Q2: What if a char appears at both s1[i-1] and s2[j-1] (both match s3)? A2: Both branches valid; explore both. DP handles this naturally (OR in recurrence).

Q3: What if interleaving allows repetition (each char of s1/s2 can be used multiple times)? A3: Different problem — closer to LCS variants or unbounded-knapsack-of-chars.

Q4: How would you parallelize? A4: DP table can be filled anti-diagonal by anti-diagonal — each anti-diagonal independent, parallelize across threads/GPU lanes.

Q5: Bioinformatics connection? A5: Needleman-Wunsch (global sequence alignment) and Smith-Waterman (local alignment) are 2D DP with the same shape and similar recurrences.
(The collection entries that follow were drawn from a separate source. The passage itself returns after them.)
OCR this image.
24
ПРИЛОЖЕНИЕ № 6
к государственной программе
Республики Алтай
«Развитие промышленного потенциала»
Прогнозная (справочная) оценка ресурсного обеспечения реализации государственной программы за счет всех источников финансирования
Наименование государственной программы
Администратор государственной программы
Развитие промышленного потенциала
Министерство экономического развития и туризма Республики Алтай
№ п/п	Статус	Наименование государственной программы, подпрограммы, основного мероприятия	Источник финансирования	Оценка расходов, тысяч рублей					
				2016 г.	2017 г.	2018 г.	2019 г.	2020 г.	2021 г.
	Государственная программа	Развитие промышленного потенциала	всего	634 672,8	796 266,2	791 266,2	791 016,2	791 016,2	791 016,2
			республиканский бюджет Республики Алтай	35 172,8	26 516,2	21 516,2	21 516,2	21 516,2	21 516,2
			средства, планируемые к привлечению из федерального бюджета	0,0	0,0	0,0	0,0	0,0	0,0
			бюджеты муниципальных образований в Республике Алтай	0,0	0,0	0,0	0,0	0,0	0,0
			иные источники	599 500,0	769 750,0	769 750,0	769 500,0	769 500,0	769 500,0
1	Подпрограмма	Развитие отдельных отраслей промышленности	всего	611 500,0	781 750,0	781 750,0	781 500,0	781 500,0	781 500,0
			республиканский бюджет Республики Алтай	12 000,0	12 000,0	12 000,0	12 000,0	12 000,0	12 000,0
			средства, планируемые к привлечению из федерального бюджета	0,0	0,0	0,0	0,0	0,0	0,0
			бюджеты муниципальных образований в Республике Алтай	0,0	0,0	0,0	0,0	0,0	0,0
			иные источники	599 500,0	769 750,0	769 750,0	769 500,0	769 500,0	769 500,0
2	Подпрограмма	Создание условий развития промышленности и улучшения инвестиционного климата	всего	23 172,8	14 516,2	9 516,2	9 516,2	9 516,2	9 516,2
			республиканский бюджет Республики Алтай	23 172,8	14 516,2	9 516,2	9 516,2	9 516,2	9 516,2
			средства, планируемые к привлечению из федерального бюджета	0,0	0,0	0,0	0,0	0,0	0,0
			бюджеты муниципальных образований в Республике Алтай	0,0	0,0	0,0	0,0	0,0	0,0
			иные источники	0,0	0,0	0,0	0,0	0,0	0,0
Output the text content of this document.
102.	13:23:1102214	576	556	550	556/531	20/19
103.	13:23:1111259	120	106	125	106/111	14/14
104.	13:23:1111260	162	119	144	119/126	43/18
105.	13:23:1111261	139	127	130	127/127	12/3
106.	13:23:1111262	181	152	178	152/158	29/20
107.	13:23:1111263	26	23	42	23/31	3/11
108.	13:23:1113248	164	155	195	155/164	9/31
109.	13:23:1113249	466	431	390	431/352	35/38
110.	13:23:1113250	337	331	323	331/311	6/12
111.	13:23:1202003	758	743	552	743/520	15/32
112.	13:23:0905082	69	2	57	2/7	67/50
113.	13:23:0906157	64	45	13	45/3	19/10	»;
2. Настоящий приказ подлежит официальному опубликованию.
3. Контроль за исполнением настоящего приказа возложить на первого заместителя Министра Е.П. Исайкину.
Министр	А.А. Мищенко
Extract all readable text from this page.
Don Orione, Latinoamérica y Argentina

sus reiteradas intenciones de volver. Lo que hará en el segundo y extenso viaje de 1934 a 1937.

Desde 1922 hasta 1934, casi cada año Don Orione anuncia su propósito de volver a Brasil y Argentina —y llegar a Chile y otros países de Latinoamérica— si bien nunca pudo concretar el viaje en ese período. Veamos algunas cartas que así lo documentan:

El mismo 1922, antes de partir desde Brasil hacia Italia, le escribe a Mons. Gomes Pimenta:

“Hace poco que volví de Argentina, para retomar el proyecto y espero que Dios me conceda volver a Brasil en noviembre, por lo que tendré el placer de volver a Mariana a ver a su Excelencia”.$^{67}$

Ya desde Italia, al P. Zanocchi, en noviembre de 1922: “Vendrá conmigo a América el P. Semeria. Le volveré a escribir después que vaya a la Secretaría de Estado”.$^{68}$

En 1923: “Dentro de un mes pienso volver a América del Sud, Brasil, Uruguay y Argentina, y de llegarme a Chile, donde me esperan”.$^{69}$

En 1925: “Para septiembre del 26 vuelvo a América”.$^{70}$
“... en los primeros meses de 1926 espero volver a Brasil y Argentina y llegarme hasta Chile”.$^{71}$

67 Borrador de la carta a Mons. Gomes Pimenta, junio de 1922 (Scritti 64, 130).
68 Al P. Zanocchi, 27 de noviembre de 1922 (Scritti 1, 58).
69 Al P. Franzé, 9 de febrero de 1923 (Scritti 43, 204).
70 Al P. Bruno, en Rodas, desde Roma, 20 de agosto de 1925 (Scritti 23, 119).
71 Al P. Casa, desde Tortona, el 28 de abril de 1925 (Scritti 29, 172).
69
Production tools (BLAST) use heuristic versions.

14. Solution Walkthrough

See solution.py:

  • is_interleave_dp — iterative 2D DP.
  • is_interleave_1d — space-optimized rolling array.
  • is_interleave_memo — top-down with @lru_cache.
  • is_interleave_brute — naive recursion (oracle).

15. Beyond the Problem

Principal code review: “Interleaving String is a 2D-alignment DP whose value lies in teaching that greedy choices CAN be globally suboptimal even when each local choice ‘looks right.’ The structure — dp[i][j] indexed by progress in each input — is exactly the structure of Needleman-Wunsch global sequence alignment in bioinformatics, of edit distance, of LCS. These O(m·n) DPs power genome alignment tools that run on petabytes of sequencing data. Modern implementations exploit anti-diagonal parallelism (each anti-diagonal is independent), giving GPU speedups of 10–100×. When you write dp[i][j] = dp[i-1][j] OR dp[i][j-1] with the appropriate guards, you’re writing the kernel of an entire field of computational biology. Tell the interviewer this; they’ll remember.”